Blackberry Ginger and Gin

Floral, citrus, and spice flavors dominate this refreshing simple cocktail.


  • 4 oz Blackberry Ginger Ale
  • 2 oz Hendricks Midsummer Solstice Gin
  • 1/2 oz lemon juice
  • Lemon twist

Optional ingredients

  • Additional citrus fruit of your choosing
  • Lavender soda
  • Lavender sprig
  • Cucumber slice
  • Shaved ginger
  • Ginger beer

Putting it together

This cocktail is built in a stirring glass, stirred, and strained over new ice, but it can also be built in the drinking glass.

  1. Add gin and lemon juice to glass
  2. Stir with ice
  3. Add to a new glass with ice
  4. Add blackberry ginger ale to your liking
  5. Garnish with a lemon twist, expressed.

Many hear "gin" and immediately grimace. It invokes thoughts of grandma's pungent perfume, slushies somehow made of pine cones, and the holiday section of JoAnn Fabrics.

Can you taste it? That bitter and overbearing garbage juice?

I get it. The first time I smelled gin I was eighteen, fresh out of high school, and immediately asked why I didn't just chug the ten year old bottle of cologne on my shelf.

Throw away all your previous thoughts on gin. Gin has a wide range, much like wine. Gin is simply a clear spirit distilled from malt or grain that is infused or flavored with botanicals, typically juniper.

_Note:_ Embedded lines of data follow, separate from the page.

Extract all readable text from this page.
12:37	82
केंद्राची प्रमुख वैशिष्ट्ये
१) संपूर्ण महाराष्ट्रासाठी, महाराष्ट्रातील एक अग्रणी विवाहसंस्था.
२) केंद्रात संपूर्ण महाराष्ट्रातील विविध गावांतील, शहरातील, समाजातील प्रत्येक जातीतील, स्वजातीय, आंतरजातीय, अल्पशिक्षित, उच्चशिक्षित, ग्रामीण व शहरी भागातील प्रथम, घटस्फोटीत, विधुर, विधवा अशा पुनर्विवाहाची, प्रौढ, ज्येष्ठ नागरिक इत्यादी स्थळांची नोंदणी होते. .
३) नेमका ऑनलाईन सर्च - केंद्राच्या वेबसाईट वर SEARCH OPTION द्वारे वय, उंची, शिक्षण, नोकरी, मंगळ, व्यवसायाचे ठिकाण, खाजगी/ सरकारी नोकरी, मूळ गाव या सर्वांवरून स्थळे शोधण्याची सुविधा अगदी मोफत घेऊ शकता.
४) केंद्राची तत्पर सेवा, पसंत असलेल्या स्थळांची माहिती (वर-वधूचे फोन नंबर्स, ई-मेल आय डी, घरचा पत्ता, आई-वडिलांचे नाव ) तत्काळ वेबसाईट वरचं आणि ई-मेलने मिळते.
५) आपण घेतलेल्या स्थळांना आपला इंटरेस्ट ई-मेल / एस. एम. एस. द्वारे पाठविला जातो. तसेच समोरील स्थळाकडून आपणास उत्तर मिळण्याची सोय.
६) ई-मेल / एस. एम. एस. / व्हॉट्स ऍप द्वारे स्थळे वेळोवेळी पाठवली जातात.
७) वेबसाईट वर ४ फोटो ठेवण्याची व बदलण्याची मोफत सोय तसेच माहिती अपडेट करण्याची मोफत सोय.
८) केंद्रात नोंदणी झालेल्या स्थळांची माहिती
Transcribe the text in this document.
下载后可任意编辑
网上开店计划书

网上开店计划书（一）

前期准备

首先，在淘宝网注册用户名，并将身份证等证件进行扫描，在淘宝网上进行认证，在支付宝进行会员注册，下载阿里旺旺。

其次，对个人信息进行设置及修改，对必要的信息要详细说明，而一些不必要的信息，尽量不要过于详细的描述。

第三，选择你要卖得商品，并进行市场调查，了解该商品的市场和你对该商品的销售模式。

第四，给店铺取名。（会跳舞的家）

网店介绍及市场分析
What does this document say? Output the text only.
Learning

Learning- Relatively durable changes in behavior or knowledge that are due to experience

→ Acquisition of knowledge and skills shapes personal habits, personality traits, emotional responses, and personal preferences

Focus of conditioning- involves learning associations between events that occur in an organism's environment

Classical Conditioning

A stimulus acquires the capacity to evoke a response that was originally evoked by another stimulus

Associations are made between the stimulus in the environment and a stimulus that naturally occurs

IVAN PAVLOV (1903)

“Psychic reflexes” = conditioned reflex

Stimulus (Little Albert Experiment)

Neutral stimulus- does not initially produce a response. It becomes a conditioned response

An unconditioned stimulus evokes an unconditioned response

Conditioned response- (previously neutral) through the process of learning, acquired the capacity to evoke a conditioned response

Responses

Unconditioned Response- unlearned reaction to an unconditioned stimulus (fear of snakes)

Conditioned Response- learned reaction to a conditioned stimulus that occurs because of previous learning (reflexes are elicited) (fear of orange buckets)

People often say "Oh, I don't drink *insert liquor here*" because they tried it once, someone poured them a cheap or poorly made drink, and they hated. This gin cocktail is a great place to start for someone who doesn't typically drink gin.

Hendricks Summer Solstice is a limited release gin with a different flavor profile than your typical gin. For starters, Hendricks is one of the only gins that uses cucumber, which is why it is one of my favorites. I tend to lean more towards botanical and fruit gins than purely juniper driven gins (though I don't fully discriminate.)

Summer Solstice has a very floral forward profile, with some noticeable citrus and even berry flavors, and subtle sweetness. It's more approachable than your average gin, especially because juniper is barely detectable. Many wouldn't even identify it as gin.

Blackberry is a natural pairing for this gin. It's sweetness and color match perfectly. Gin and ginger is a common two part drink, as is gin and tonic. Lucky for us, Canada Dry makes a Blackberry Ginger Ale ready to go.

It's certainly possible to take a ginger ale or ginger beer and mix in some blackberry juice or even make your own with real ginger, blackberries, sugar, and soda water, but I find it far easier to simply buy a 2-liter at the grocery store.

Lemon adds to the nose of this very floral drink, accenting the citrus present and adding a bit of contrast for the eye as well.

I find this drink refreshing, but still savory as the complexity of the gin leaves much to be discovered. So be a bit adventurous and start discovering.